そして、まさに目的地は彼が今言った【魔王領】なのだがな。
「あんたらを雇ったとしても、何をさせるかはそこまで具体的に決まっていない。であるから苦しい状況に陥ることや、逆に暇で退屈な時もあるかもしれないので、そこのところも頼むよ」
「なるほど。いざって時の頭数が欲しいわけか? それでも構わん。好きにしてくれ」
よし、こいつの率いる傭兵団にしよう。
「それはどうもありがとう。では貴方の傭兵団に任せよう」
「では、これからよろしくな」
こうして、私は総勢20名からなる【ファイア傭兵団】を雇い入れた。
酒場の主人が立ち合いの下で互いに契約書にサインをし、その後はとりあえずの行動方針を話し合い、私は百貨店へ戻ることにした。
そして百貨店に戻ると、ユミたちはそれぞれお望みの品を買い揃えていた。
「カルロ。どこへ行っていたの? 」
ユミがそう訊ねてきた。
「ああ、ちょっと近くの知り合いに挨拶してきたんだ」
と、私はテキトウにそう返した。
「そうなんだ。ところで今日は王都で一晩過ごして、明日から旅を始めようとマリーアたちと話をしたんだけど、どうかな? 」
「別に構わないよ」
本当はなるべく早く【魔王領】へ向かいたいのだが、まあ1日くらいは良いだろう。
「わかった。じゃあ早速宿屋を見つけよう」
と、ユミが言う。
こうして旅のスタートは明日に持ち越しになったのであった。
そして、その日の夜。皆が寝静まった頃のことである。私もベットで横になっていた。既に睡眠状態に入るか否か、そのような意識になっている。

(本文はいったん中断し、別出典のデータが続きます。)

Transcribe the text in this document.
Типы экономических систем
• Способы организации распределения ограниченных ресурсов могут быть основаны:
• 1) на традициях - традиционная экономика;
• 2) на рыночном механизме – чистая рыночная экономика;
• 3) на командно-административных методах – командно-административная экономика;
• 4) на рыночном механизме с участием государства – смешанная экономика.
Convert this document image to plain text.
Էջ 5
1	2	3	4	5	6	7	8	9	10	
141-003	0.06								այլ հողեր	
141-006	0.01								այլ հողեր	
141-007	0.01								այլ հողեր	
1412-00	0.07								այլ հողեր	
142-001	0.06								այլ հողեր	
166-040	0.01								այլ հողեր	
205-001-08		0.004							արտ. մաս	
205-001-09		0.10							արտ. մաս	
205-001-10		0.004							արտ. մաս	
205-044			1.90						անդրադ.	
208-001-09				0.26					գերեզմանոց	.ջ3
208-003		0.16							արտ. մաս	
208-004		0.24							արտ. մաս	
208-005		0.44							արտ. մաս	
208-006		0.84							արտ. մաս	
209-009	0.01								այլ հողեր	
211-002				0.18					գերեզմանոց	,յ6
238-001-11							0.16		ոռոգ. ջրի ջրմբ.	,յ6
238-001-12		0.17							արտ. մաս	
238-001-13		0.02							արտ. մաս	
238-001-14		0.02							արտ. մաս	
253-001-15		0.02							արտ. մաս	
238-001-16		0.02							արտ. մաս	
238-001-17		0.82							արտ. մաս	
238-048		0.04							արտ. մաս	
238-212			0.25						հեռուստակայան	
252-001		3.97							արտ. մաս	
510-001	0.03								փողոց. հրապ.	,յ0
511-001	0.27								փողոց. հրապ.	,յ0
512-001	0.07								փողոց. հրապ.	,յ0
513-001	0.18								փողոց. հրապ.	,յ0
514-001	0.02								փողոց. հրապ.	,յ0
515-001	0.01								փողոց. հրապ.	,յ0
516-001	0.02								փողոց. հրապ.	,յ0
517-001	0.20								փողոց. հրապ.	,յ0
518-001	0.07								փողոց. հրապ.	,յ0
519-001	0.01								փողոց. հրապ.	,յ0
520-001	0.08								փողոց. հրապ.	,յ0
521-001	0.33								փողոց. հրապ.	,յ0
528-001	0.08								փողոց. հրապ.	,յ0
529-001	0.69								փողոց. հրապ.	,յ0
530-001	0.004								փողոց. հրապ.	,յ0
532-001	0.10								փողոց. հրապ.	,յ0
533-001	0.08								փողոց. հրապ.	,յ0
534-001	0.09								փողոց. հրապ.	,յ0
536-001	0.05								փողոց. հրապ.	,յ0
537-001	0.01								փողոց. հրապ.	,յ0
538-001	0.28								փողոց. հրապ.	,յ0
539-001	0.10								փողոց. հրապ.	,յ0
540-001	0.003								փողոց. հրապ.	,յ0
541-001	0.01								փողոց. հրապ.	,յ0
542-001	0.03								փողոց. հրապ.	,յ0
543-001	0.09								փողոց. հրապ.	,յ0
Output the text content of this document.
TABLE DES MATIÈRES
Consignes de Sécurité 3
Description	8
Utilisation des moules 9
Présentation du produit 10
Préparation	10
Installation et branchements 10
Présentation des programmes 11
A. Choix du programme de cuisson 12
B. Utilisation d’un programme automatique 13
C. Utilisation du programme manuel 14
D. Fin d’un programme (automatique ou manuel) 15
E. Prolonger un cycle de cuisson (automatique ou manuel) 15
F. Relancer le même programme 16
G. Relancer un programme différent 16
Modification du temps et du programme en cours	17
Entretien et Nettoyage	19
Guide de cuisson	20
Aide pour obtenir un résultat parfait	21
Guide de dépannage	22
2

この状態になっても一応、起きているという認識はできている。何かあれば直ぐに起きなければならないという環境で、長く過ごしていたことがあるからだろうか。
「……」
不意に、ドアが開く音が聞こえたのであった。
「何だ貴様! 」
私は暗闇に向かってそう言った。否、暗闇にはだいぶ目も慣れてきていたのだ。
だから、そこに人影があったのは見えた。もちろんそれが誰であるのかまでは、判らなかったが。
「……」
人影はすっと、消えていった。
部屋から出ていったのだろう。
盗みか暗殺か。
果たして何が目的なのだろうか。前者なら単なる偶然に過ぎないだろう。
しかし後者なら先日も、酒場の入り口付近でそのような事件に遭ったばかりだ。今後もこのようなことが起こるかもしれない。
全く心が休まらないものだ……。